Futures contracts, in part, responsible for the historic fall in oil

NEW YORK | The price of a barrel of american crude oil quoted at New York for may delivery slumped on Monday, closing at -37,63 $, a fall exacerbated by the impending expiration of a futures contract, which has pushed investors to offload at any price.

It has also gone down, the same barrel for delivery in June was $ 20,43 $. A difference of this size between these two futures contracts is explained by the bets of market players and speculators. When they buy one of these contracts, they commit to deliver it physically at a price and on a date determined in advance.

The contract for may, the West Texas Intermediate (WTI) crude ending on Tuesday at the closing, the investors with barrels are faced with a dilemma : sell it physically or on the store to have it delivered later.

However, the us reserves of oil have increased dramatically in the last few weeks, making storage more difficult and more expensive.

In its latest weekly report, the u.s.
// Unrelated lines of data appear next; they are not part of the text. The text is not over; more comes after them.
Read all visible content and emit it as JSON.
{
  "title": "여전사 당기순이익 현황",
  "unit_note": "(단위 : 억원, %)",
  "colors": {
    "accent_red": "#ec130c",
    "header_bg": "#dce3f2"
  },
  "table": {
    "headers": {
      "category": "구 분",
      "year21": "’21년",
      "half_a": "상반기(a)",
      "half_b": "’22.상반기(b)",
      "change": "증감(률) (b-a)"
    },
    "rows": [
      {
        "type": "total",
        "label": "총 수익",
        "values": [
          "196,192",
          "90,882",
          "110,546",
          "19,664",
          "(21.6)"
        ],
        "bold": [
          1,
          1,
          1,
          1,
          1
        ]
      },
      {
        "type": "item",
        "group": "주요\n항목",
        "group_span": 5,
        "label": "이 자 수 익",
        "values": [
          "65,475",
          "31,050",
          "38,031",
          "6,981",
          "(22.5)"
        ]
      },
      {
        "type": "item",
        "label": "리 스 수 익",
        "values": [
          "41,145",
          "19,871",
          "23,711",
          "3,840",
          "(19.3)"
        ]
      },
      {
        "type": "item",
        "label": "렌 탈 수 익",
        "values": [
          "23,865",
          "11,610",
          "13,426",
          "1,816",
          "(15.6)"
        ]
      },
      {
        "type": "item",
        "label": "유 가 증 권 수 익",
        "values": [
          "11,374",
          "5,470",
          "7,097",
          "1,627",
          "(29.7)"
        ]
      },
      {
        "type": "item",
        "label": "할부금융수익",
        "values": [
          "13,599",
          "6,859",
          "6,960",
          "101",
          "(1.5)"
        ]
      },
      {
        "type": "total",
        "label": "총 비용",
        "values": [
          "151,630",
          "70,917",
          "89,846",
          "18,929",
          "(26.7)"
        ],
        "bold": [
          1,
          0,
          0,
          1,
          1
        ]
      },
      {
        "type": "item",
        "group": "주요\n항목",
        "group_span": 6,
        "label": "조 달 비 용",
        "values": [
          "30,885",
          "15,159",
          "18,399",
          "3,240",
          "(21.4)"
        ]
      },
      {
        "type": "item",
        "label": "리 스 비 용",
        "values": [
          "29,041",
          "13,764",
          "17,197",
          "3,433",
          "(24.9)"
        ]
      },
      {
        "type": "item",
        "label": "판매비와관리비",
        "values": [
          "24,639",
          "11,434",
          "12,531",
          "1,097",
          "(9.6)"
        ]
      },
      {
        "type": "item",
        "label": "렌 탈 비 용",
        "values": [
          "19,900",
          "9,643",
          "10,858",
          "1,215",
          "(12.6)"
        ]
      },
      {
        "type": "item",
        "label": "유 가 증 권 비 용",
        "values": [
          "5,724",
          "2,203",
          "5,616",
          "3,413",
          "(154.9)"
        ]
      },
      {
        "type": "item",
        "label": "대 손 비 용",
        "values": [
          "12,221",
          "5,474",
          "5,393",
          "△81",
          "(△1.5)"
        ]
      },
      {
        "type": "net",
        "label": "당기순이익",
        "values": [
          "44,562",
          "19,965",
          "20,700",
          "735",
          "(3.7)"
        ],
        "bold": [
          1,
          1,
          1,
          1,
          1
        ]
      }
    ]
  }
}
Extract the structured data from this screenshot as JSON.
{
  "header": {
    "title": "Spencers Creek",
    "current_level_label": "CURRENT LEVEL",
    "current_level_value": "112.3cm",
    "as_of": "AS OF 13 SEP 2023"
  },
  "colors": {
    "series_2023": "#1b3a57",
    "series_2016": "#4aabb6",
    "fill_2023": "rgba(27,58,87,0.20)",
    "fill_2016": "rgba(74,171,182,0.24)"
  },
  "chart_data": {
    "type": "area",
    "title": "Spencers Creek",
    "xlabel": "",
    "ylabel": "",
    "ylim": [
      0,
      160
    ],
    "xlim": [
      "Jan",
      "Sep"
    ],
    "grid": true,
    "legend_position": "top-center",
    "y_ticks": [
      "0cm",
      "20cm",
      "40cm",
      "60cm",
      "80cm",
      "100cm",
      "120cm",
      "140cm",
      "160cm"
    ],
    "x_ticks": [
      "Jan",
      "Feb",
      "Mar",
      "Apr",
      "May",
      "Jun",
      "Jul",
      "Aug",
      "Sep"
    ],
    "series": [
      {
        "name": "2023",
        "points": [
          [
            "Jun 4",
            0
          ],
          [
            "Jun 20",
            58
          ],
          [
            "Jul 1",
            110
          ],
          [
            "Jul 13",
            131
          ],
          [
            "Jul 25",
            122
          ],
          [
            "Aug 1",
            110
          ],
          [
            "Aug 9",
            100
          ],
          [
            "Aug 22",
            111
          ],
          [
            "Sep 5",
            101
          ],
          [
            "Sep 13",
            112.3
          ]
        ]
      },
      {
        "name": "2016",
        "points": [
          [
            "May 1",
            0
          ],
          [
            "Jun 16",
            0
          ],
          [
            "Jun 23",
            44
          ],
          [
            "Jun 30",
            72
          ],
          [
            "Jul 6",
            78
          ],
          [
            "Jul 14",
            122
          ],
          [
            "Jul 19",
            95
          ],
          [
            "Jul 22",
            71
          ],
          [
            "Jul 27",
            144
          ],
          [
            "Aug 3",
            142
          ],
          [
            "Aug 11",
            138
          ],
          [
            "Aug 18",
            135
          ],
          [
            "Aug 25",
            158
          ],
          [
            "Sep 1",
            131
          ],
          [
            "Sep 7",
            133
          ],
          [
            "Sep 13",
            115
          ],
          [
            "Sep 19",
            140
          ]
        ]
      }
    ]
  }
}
Agency for Energy information (EIA) reported an increase of 19.2 million barrels of crude in a single week, the biggest weekly increase since these statistics are published.

The firm Rystad Energy has estimated on Monday that the storage capacity remaining was 21 million barrels at Cushing, the city of Oklahoma where are stored the barrels serving as the reference to WTI.
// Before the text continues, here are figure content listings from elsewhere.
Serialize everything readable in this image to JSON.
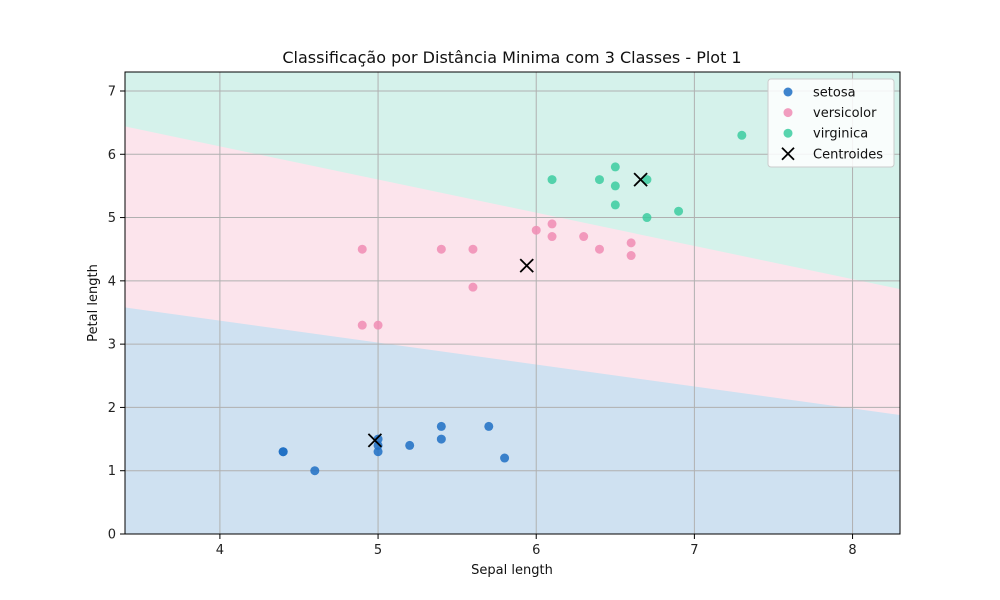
{
  "chart_data": {
    "type": "scatter",
    "title": "Classificação por Distância Minima com 3 Classes - Plot 1",
    "xlabel": "Sepal length",
    "ylabel": "Petal length",
    "xlim": [
      3.4,
      8.3
    ],
    "ylim": [
      0,
      7.3
    ],
    "xticks": [
      4,
      5,
      6,
      7,
      8
    ],
    "yticks": [
      0,
      1,
      2,
      3,
      4,
      5,
      6,
      7
    ],
    "grid": true,
    "legend_position": "top-right",
    "series": [
      {
        "name": "setosa",
        "color": "#1f6fc4",
        "points": [
          [
            4.4,
            1.3
          ],
          [
            4.4,
            1.3
          ],
          [
            4.6,
            1.0
          ],
          [
            5.0,
            1.3
          ],
          [
            5.0,
            1.4
          ],
          [
            5.0,
            1.5
          ],
          [
            5.2,
            1.4
          ],
          [
            5.4,
            1.5
          ],
          [
            5.4,
            1.7
          ],
          [
            5.7,
            1.7
          ],
          [
            5.8,
            1.2
          ]
        ]
      },
      {
        "name": "versicolor",
        "color": "#f08cb4",
        "points": [
          [
            4.9,
            4.5
          ],
          [
            4.9,
            3.3
          ],
          [
            5.0,
            3.3
          ],
          [
            5.4,
            4.5
          ],
          [
            5.6,
            4.5
          ],
          [
            5.6,
            3.9
          ],
          [
            6.0,
            4.8
          ],
          [
            6.1,
            4.9
          ],
          [
            6.1,
            4.7
          ],
          [
            6.3,
            4.7
          ],
          [
            6.4,
            4.5
          ],
          [
            6.6,
            4.6
          ],
          [
            6.6,
            4.4
          ]
        ]
      },
      {
        "name": "virginica",
        "color": "#3ccca0",
        "points": [
          [
            6.1,
            5.6
          ],
          [
            6.4,
            5.6
          ],
          [
            6.5,
            5.8
          ],
          [
            6.5,
            5.5
          ],
          [
            6.5,
            5.2
          ],
          [
            6.7,
            5.6
          ],
          [
            6.7,
            5.0
          ],
          [
            6.9,
            5.1
          ],
          [
            7.3,
            6.3
          ]
        ]
      },
      {
        "name": "Centroides",
        "color": "#000000",
        "marker": "x",
        "points": [
          [
            4.98,
            1.48
          ],
          [
            5.94,
            4.24
          ],
          [
            6.66,
            5.6
          ]
        ]
      }
    ],
    "regions": [
      {
        "class": "setosa",
        "color": "#cfe1f1"
      },
      {
        "class": "versicolor",
        "color": "#fce4ec"
      },
      {
        "class": "virginica",
        "color": "#d5f2eb"
      }
    ],
    "decision_boundaries": [
      {
        "between": [
          "setosa",
          "versicolor"
        ],
        "p1": [
          3.4,
          3.58
        ],
        "p2": [
          8.3,
          1.88
        ]
      },
      {
        "between": [
          "versicolor",
          "virginica"
        ],
        "p1": [
          3.4,
          6.44
        ],
        "p2": [
          8.3,
          3.87
        ]
      }
    ]
  }
}
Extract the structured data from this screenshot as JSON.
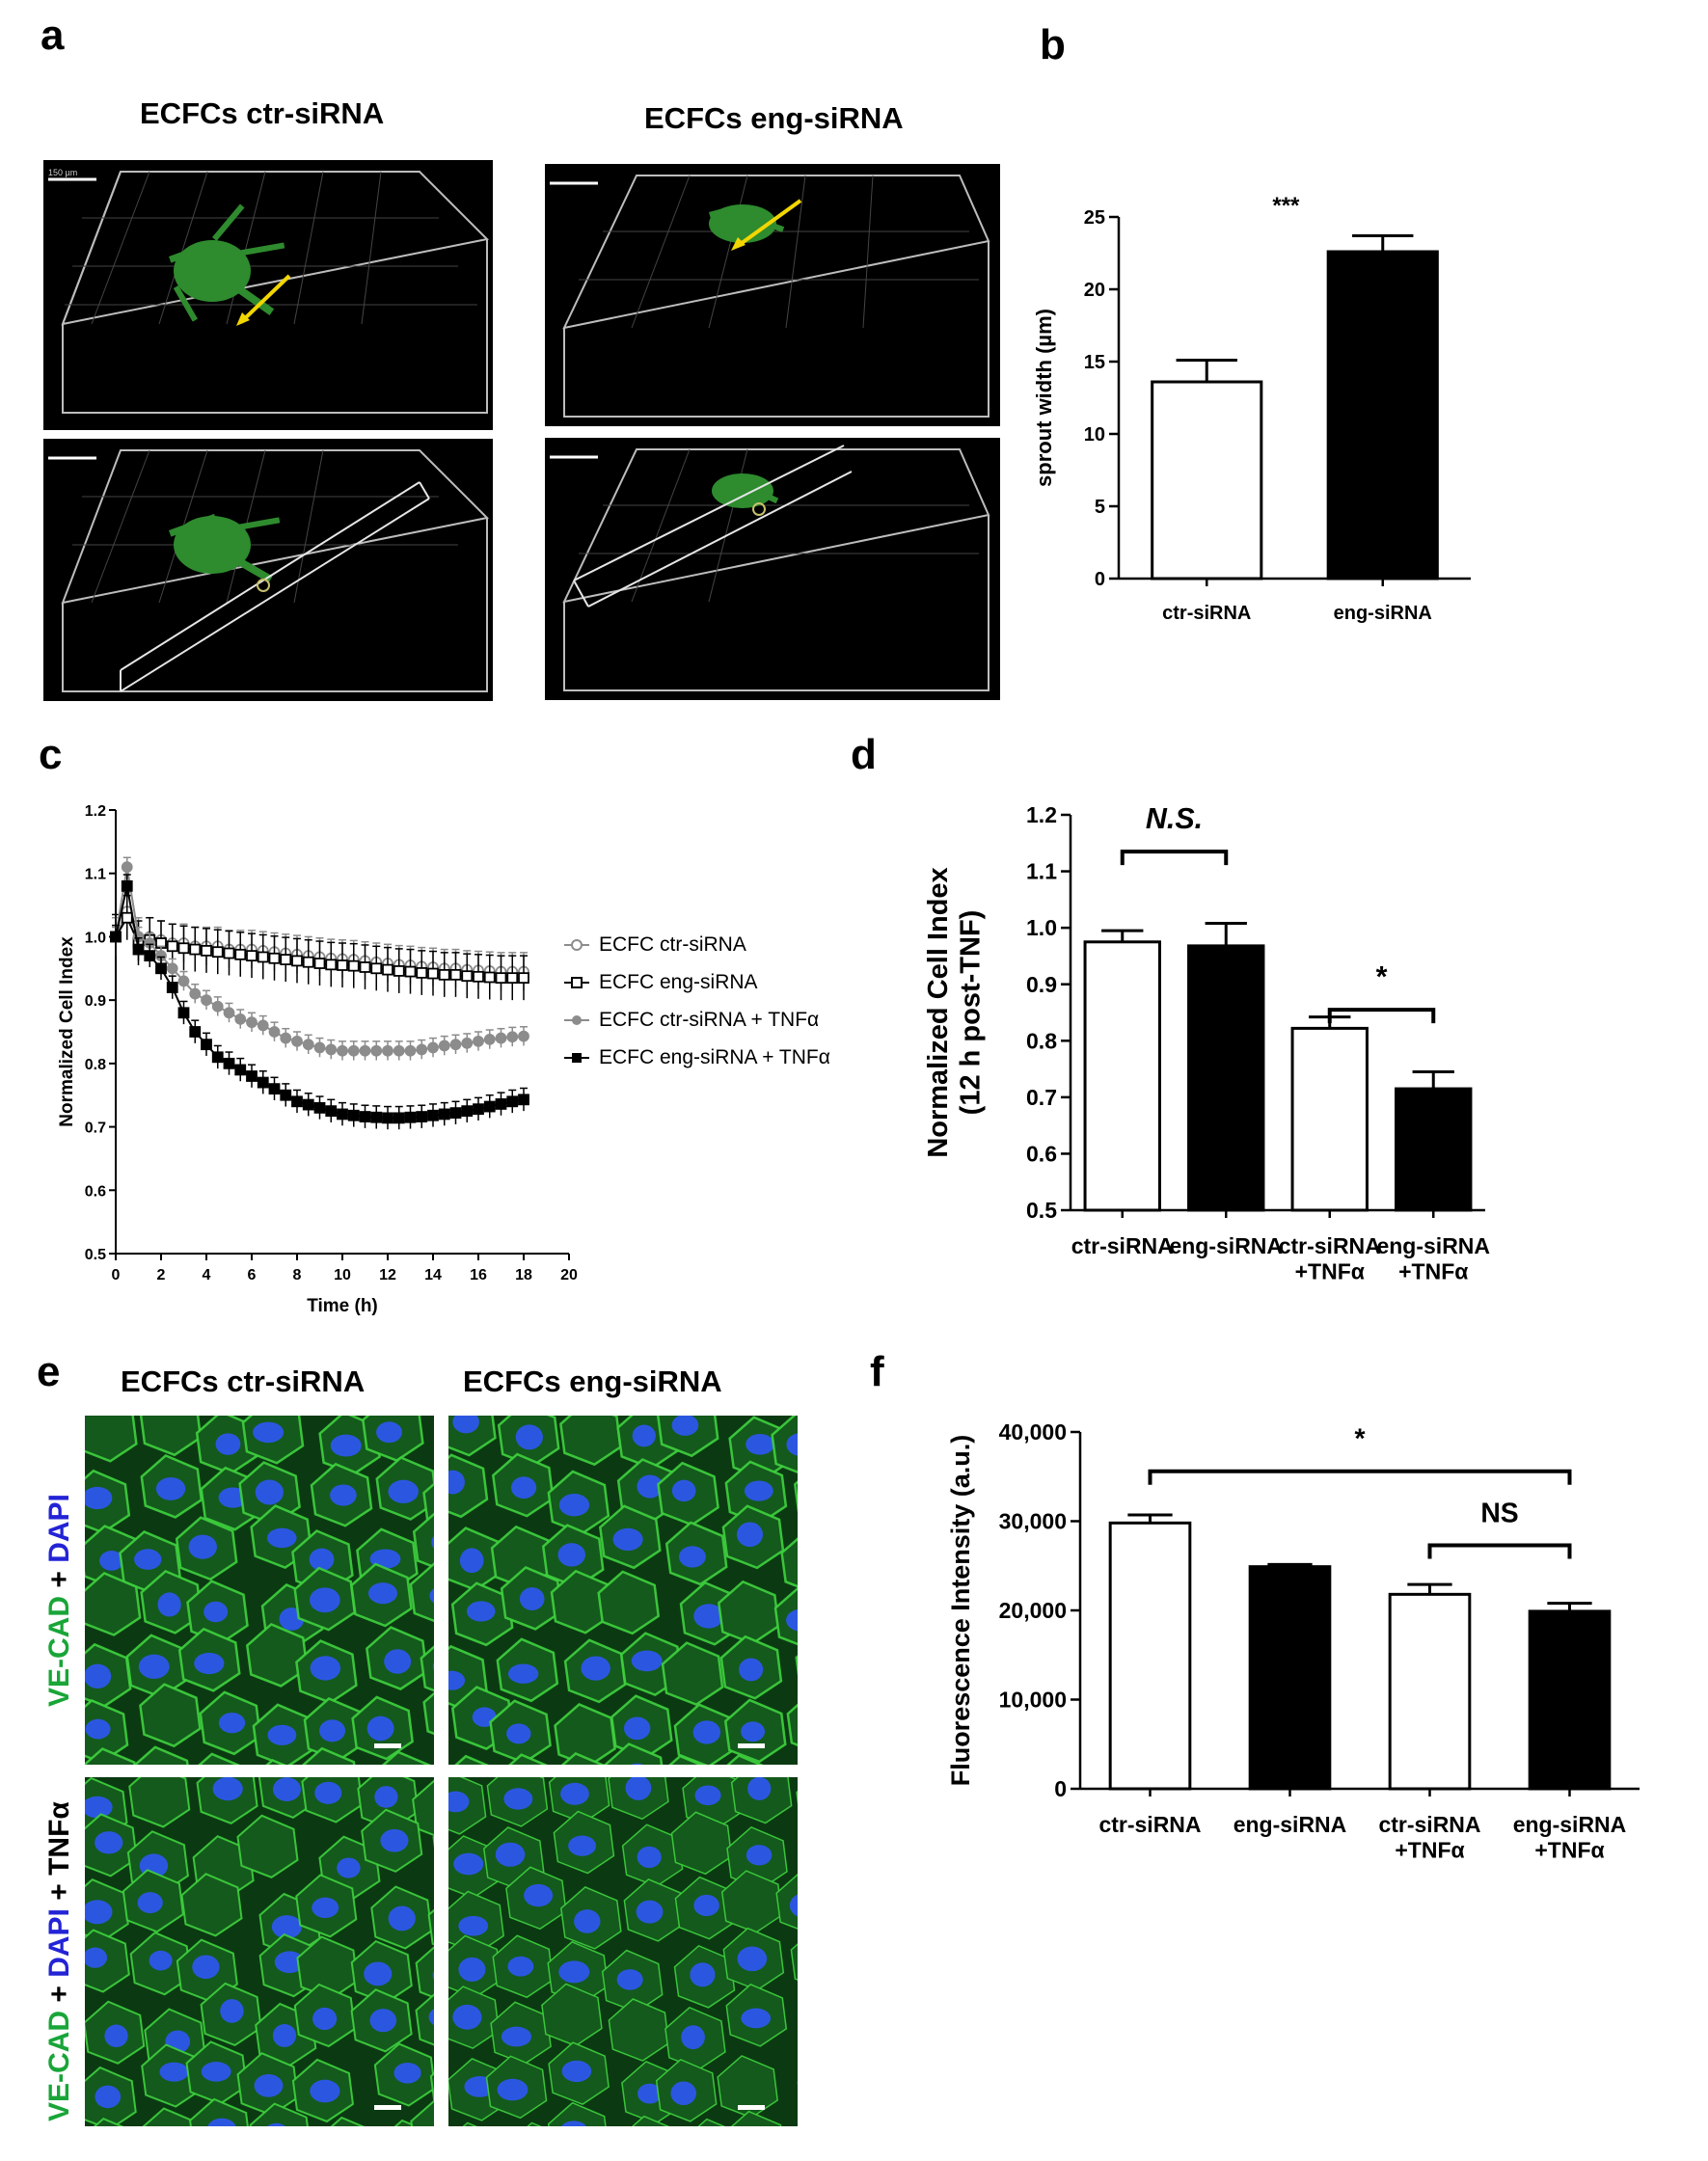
{
  "panels": [
    "a",
    "b",
    "c",
    "d",
    "e",
    "f"
  ],
  "panel_a": {
    "titles": [
      "ECFCs ctr-siRNA",
      "ECFCs eng-siRNA"
    ],
    "scale_bar": "150 µm"
  },
  "panel_e": {
    "titles": [
      "ECFCs ctr-siRNA",
      "ECFCs eng-siRNA"
    ],
    "row_labels": [
      {
        "parts": [
          "VE-CAD",
          " + ",
          "DAPI"
        ]
      },
      {
        "parts": [
          "VE-CAD",
          " + ",
          "DAPI",
          " + TNFα"
        ]
      }
    ],
    "stain_colors": {
      "ve_cad": "#19a538",
      "dapi": "#2323d6"
    }
  },
  "chart_data": [
    {
      "id": "b",
      "type": "bar",
      "categories": [
        "ctr-siRNA",
        "eng-siRNA"
      ],
      "values": [
        13.6,
        22.6
      ],
      "errors": [
        1.5,
        1.1
      ],
      "fills": [
        "#ffffff",
        "#000000"
      ],
      "ylabel": "sprout width (µm)",
      "ylim": [
        0,
        25
      ],
      "yticks": [
        0,
        5,
        10,
        15,
        20,
        25
      ],
      "annotations": [
        {
          "text": "***",
          "over": 1
        }
      ]
    },
    {
      "id": "c",
      "type": "line",
      "xlabel": "Time (h)",
      "ylabel": "Normalized Cell Index",
      "xlim": [
        0,
        20
      ],
      "ylim": [
        0.5,
        1.2
      ],
      "xticks": [
        0,
        2,
        4,
        6,
        8,
        10,
        12,
        14,
        16,
        18,
        20
      ],
      "yticks": [
        0.5,
        0.6,
        0.7,
        0.8,
        0.9,
        1.0,
        1.1,
        1.2
      ],
      "ytick_labels": [
        "0.5",
        "0.6",
        "0.7",
        "0.8",
        "0.9",
        "1.0",
        "1.1",
        "1.2"
      ],
      "x": [
        0,
        0.5,
        1,
        1.5,
        2,
        2.5,
        3,
        3.5,
        4,
        4.5,
        5,
        5.5,
        6,
        6.5,
        7,
        7.5,
        8,
        8.5,
        9,
        9.5,
        10,
        10.5,
        11,
        11.5,
        12,
        12.5,
        13,
        13.5,
        14,
        14.5,
        15,
        15.5,
        16,
        16.5,
        17,
        17.5,
        18
      ],
      "legend_position": "right",
      "series": [
        {
          "name": "ECFC ctr-siRNA",
          "color": "#8c8c8c",
          "marker": "circle-open",
          "values": [
            1.0,
            1.04,
            1.0,
            1.0,
            0.995,
            0.99,
            0.99,
            0.985,
            0.985,
            0.985,
            0.98,
            0.98,
            0.98,
            0.978,
            0.976,
            0.974,
            0.972,
            0.97,
            0.968,
            0.966,
            0.965,
            0.964,
            0.962,
            0.96,
            0.958,
            0.956,
            0.955,
            0.953,
            0.952,
            0.95,
            0.95,
            0.948,
            0.947,
            0.946,
            0.945,
            0.945,
            0.945
          ],
          "error": 0.03
        },
        {
          "name": "ECFC eng-siRNA",
          "color": "#000000",
          "marker": "square-open",
          "values": [
            1.0,
            1.03,
            0.99,
            0.995,
            0.99,
            0.985,
            0.982,
            0.98,
            0.978,
            0.976,
            0.974,
            0.972,
            0.97,
            0.968,
            0.966,
            0.964,
            0.962,
            0.96,
            0.958,
            0.956,
            0.955,
            0.954,
            0.952,
            0.95,
            0.948,
            0.946,
            0.945,
            0.943,
            0.942,
            0.94,
            0.94,
            0.938,
            0.937,
            0.936,
            0.935,
            0.935,
            0.935
          ],
          "error": 0.035
        },
        {
          "name": "ECFC ctr-siRNA + TNFα",
          "color": "#8c8c8c",
          "marker": "circle-filled",
          "values": [
            1.0,
            1.11,
            1.0,
            0.99,
            0.97,
            0.95,
            0.93,
            0.91,
            0.9,
            0.89,
            0.88,
            0.87,
            0.865,
            0.86,
            0.85,
            0.84,
            0.835,
            0.83,
            0.825,
            0.822,
            0.82,
            0.82,
            0.82,
            0.82,
            0.82,
            0.82,
            0.82,
            0.822,
            0.825,
            0.828,
            0.83,
            0.832,
            0.835,
            0.838,
            0.84,
            0.842,
            0.843
          ],
          "error": 0.015
        },
        {
          "name": "ECFC eng-siRNA + TNFα",
          "color": "#000000",
          "marker": "square-filled",
          "values": [
            1.0,
            1.08,
            0.98,
            0.97,
            0.95,
            0.92,
            0.88,
            0.85,
            0.83,
            0.81,
            0.8,
            0.79,
            0.78,
            0.77,
            0.76,
            0.75,
            0.74,
            0.735,
            0.73,
            0.725,
            0.72,
            0.718,
            0.716,
            0.715,
            0.714,
            0.714,
            0.715,
            0.716,
            0.718,
            0.72,
            0.722,
            0.725,
            0.728,
            0.732,
            0.736,
            0.74,
            0.743
          ],
          "error": 0.018
        }
      ]
    },
    {
      "id": "d",
      "type": "bar",
      "categories": [
        "ctr-siRNA",
        "eng-siRNA",
        "ctr-siRNA\n+TNFα",
        "eng-siRNA\n+TNFα"
      ],
      "values": [
        0.975,
        0.968,
        0.822,
        0.715
      ],
      "errors": [
        0.02,
        0.04,
        0.02,
        0.03
      ],
      "fills": [
        "#ffffff",
        "#000000",
        "#ffffff",
        "#000000"
      ],
      "ylabel": "Normalized Cell Index\n(12 h post-TNF)",
      "ylim": [
        0.5,
        1.2
      ],
      "yticks": [
        0.5,
        0.6,
        0.7,
        0.8,
        0.9,
        1.0,
        1.1,
        1.2
      ],
      "ytick_labels": [
        "0.5",
        "0.6",
        "0.7",
        "0.8",
        "0.9",
        "1.0",
        "1.1",
        "1.2"
      ],
      "brackets": [
        {
          "from": 0,
          "to": 1,
          "text": "N.S.",
          "italic": true,
          "level": 1.135
        },
        {
          "from": 2,
          "to": 3,
          "text": "*",
          "italic": false,
          "level": 0.855
        }
      ]
    },
    {
      "id": "f",
      "type": "bar",
      "categories": [
        "ctr-siRNA",
        "eng-siRNA",
        "ctr-siRNA\n+TNFα",
        "eng-siRNA\n+TNFα"
      ],
      "values": [
        29800,
        24900,
        21800,
        19900
      ],
      "errors": [
        900,
        250,
        1100,
        900
      ],
      "fills": [
        "#ffffff",
        "#000000",
        "#ffffff",
        "#000000"
      ],
      "ylabel": "Fluorescence Intensity (a.u.)",
      "ylim": [
        0,
        40000
      ],
      "yticks": [
        0,
        10000,
        20000,
        30000,
        40000
      ],
      "ytick_labels": [
        "0",
        "10,000",
        "20,000",
        "30,000",
        "40,000"
      ],
      "brackets": [
        {
          "from": 0,
          "to": 3,
          "text": "*",
          "italic": false,
          "level": 35600
        },
        {
          "from": 2,
          "to": 3,
          "text": "NS",
          "italic": false,
          "level": 27300
        }
      ]
    }
  ]
}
In the Face of this new situation, caused by a collapse of demand resulting from the stoppage of transport and economic activity, a result of the pandemic of sars coronavirus, the barrels for delivery next month have lost their entire value and investors wishing to get rid of with no choice other than to put the hand in the pocket to find a buyer.
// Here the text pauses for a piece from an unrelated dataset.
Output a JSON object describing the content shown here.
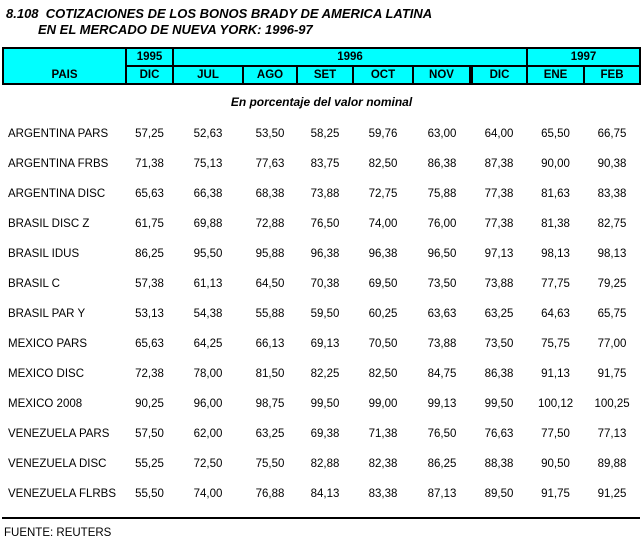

“Actors of size average pay for the “buyers” to sell their volumes of oil, the physical limits of storage being on the point to be reached. And they pay dearly !”, explains Louis Dickson of Rystad Energy.

For the specialist, this means that the “closures” wells, “or even bankruptcy, may now be cheaper for some producers to pay tens of millions of $to get rid of what they produce.”

On the other hand, those who prefer or who have the means to sell later by storing their black gold are betting on the fact that the course will have rebounded by then. They consider that the worldwide consumption of crude oil and refined products, will resume at the same time as the economic activity.

This situation results in a phenomenon of “contango,” or report, where the price of a futures contract increases as the maturity is far away in time.

Thus, the contract of WTI for delivery in July finished at 26,28 $ and the one for delivery in August at 28,51 $.

Another indicator that has led some analysts to overestimate the collapse of the WTI Tuesday : the barrel of Brent of the North sea, of which the most-active contract expires in June, has finished in 25,57 $.